A Map of the World - Jane Hamilton [111]
“I’m Mrs. Lexin,” the blond woman said to Emma. “Let’s you and I talk for a minute while Miss Anderson is playing with your sister.”
Theresa had mentioned an anger on my behalf strong enough to make her want to smash her recyclable glass against her garage door. As I sat listening to the noise of Rafferty’s talk, I did not so much want to break anything specific. I felt I might have shouted with a force unusual to me, those flights up to Alice’s pod. Look! Look at your daughters!
Although the time went slowly Claire was out in about ten minutes, and Emma shortly after. Claire had been crying, judging from her feverish look and her matted lashes. Mrs. Lexin, a good ten years my junior, called me into her office. She had short hair and glasses that took up half her face. She was studying her folder. “The girls are quite upset about their mother, about her having been taken away.”
“Yes, I’m aware of that.”
“We’d like to see them again, tomorrow, if you don’t mind.” When I didn’t answer she glanced at me. “Would that work out?”
I nodded.
“It is clear that your girls are experiencing a good deal of trauma about their mother being gone and I would recommend to you, Mr. Goodwin, strongly recommend, that they see someone to help them through this time. We have a listing here, of therapists and human service agencies in the county. You are not legally bound to seek out help, but it would be most beneficial, under the circumstances.”
I would have liked to say that they’d been fine before they came for the interview. “Thank you,” I said from between my clenched teeth.
“They were brought up to try, try again, if at first they don’t succeed,” Rafferty said as we went out the doors, back into the furnace of the July day. Claire was whining into my shoulder and Emma was silent, keeping close at my side. “Most of us are raised to toe the line, conform, follow the rules. Rules sure make the world go around, but I’ve got a bit of the anarchist in me. How beautiful it would be to buck the system. To get away with thumbing your nose at a few key people in high places. The trouble is the stakes are always too high. Too high.” He came down on my free shoulder. “Tomorrow, then. More of same. Same old crap, same conclusion. Onward. Upward. Back to work.” He tweaked Claire’s chin. “You make sure your father watches his manners, girls.” He ruffled Emma’s hair and then he darted between the cars to get across the street.
The second interview went much the same as the first. Claire hugged her rabbit and cried. Emma too did not want to play. She remained dry eyed. I was proud of her. She was polite, tight-lipped. She wanted to go back to her dad, she told Mrs. Lexin. When she was asked if anything bad happened at home, Emma spoke about the cat that had jumped up into the engine and gotten ground to bits. It had been I who had started the car. I was again given the recommendation that the girls get immediate help from a local therapist. As we left Rafferty looked at me and said, “We have one thorn out of our big, soft pads.” To Emma he said, “Isn’t that right, kiddo?”
Emma yanked on my shirt after he was gone.

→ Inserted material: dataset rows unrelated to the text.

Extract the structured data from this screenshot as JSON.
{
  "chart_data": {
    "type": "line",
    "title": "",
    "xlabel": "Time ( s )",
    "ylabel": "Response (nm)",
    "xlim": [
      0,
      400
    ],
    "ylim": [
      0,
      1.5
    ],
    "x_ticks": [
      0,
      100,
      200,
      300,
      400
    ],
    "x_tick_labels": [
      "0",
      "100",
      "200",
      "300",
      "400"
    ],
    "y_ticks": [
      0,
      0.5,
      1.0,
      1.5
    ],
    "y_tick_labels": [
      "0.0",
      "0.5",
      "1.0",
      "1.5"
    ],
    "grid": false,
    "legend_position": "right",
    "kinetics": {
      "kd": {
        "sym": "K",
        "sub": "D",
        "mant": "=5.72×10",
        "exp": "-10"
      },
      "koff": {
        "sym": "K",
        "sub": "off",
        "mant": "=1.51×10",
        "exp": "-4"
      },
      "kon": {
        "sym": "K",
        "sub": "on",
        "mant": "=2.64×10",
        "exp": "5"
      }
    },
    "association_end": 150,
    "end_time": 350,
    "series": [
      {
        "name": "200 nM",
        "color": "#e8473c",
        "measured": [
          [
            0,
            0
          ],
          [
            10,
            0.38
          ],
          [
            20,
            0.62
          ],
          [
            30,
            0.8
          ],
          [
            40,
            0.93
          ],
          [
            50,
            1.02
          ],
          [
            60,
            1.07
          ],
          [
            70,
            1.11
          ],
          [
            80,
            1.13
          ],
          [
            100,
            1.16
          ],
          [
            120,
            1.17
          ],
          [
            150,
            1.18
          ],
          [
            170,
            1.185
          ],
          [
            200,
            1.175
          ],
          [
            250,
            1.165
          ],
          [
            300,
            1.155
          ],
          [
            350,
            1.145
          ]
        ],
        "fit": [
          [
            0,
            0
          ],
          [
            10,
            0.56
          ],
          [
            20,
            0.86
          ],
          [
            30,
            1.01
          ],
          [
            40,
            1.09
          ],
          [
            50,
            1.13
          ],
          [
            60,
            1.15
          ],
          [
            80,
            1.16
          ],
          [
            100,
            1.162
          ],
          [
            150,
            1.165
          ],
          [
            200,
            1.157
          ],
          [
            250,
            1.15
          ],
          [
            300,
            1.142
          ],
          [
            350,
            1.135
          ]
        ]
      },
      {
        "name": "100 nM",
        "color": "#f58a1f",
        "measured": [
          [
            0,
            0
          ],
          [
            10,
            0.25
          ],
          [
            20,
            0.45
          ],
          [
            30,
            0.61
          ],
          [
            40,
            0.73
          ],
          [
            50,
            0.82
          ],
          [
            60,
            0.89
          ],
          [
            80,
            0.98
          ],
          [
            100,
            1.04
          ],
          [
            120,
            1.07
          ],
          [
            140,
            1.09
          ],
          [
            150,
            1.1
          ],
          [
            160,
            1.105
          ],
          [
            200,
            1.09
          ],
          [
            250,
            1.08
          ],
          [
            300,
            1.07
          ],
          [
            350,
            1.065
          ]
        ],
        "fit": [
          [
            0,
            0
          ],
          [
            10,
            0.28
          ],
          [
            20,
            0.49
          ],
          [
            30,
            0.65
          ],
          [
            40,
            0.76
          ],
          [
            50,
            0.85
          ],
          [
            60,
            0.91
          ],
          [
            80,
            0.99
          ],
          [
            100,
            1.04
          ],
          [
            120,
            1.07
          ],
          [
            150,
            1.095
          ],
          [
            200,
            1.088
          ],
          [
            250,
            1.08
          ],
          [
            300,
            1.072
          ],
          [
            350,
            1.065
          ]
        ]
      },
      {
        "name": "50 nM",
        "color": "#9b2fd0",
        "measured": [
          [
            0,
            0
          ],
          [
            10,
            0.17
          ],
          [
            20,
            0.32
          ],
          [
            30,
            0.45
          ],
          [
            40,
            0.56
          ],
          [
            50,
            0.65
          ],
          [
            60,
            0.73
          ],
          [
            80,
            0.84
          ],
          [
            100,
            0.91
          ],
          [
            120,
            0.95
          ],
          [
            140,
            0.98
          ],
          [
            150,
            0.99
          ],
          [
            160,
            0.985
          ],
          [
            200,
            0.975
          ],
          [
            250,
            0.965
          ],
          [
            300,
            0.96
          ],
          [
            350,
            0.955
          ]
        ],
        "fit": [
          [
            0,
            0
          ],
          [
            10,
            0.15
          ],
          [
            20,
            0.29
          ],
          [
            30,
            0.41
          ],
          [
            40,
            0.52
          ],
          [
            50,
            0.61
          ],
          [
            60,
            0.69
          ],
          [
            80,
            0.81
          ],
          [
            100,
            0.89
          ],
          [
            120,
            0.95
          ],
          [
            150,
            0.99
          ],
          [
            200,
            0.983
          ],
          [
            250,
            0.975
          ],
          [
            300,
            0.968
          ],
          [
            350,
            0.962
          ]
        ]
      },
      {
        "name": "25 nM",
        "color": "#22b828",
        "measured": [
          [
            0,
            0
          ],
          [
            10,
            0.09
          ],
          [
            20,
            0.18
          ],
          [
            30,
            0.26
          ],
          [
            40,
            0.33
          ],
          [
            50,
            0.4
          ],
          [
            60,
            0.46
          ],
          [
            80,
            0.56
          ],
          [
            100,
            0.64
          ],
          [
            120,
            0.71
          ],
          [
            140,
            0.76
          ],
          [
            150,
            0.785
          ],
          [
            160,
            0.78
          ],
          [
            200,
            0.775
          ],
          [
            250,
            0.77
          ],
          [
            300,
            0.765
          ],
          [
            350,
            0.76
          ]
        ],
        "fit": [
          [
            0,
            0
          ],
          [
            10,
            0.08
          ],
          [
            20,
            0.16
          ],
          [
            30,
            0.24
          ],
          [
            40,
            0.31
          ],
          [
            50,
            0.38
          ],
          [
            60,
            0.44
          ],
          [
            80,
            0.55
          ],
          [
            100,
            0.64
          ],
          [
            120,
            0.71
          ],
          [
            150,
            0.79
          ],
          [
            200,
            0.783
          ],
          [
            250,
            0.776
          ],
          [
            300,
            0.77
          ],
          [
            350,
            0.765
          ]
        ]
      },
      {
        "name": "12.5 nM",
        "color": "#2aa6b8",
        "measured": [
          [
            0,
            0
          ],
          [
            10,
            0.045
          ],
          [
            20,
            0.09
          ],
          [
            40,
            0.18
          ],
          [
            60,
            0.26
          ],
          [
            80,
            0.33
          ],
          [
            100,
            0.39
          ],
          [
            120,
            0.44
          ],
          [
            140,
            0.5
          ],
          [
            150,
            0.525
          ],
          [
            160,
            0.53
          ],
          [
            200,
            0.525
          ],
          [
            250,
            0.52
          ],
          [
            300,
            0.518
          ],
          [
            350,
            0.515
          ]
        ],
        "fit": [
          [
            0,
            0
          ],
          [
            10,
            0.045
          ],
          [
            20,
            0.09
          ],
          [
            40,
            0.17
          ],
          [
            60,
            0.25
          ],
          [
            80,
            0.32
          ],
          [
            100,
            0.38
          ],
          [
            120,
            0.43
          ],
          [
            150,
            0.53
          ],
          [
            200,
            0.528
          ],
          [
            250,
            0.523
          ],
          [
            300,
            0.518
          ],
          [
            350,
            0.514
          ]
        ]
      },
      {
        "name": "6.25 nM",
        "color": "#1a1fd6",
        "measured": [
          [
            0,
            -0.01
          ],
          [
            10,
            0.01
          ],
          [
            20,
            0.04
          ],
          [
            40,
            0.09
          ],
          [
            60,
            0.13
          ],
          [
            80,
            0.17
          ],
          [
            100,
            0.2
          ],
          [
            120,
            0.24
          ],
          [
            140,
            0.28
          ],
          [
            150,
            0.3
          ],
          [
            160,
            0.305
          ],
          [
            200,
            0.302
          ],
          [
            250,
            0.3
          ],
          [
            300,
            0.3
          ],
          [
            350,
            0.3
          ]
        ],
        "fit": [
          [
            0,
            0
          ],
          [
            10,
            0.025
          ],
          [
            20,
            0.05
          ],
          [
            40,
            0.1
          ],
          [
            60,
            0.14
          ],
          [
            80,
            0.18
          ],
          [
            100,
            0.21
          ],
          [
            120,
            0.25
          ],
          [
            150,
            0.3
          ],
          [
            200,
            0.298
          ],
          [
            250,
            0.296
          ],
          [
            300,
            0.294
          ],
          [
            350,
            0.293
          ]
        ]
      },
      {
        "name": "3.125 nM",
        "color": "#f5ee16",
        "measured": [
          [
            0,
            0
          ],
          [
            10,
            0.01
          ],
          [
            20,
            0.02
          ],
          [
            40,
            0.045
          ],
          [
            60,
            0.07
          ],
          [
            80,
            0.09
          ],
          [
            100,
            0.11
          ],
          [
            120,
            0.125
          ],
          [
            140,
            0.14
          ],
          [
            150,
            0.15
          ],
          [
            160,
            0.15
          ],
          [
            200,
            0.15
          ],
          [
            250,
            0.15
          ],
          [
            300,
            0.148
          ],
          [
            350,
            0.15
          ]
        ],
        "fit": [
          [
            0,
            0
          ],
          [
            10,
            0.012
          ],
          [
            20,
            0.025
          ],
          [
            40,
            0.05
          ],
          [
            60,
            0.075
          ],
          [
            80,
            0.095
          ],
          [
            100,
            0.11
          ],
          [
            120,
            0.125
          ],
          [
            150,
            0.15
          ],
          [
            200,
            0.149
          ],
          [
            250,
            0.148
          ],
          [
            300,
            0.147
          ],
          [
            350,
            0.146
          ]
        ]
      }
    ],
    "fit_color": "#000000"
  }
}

She wanted me to squat, to get to her level so she could whisper in my ear. “I don’t like him,” she said.
As the weeks wore on I stayed beyond the lunch hour at Theresa’s. Each day I stayed longer. Finally I put yesterday’s paper on the chaise lounge as protection against my dirty clothes and sat on it. I read Time magazine and Country Home. Theresa went about her chores. It was hard to catch the words to the songs she sang. I read, feeling her movements in the next room. “Aren’t you ever going back to work?” she said once. I jumped to attention. “No, no, no, Howard,” she said as she laughed.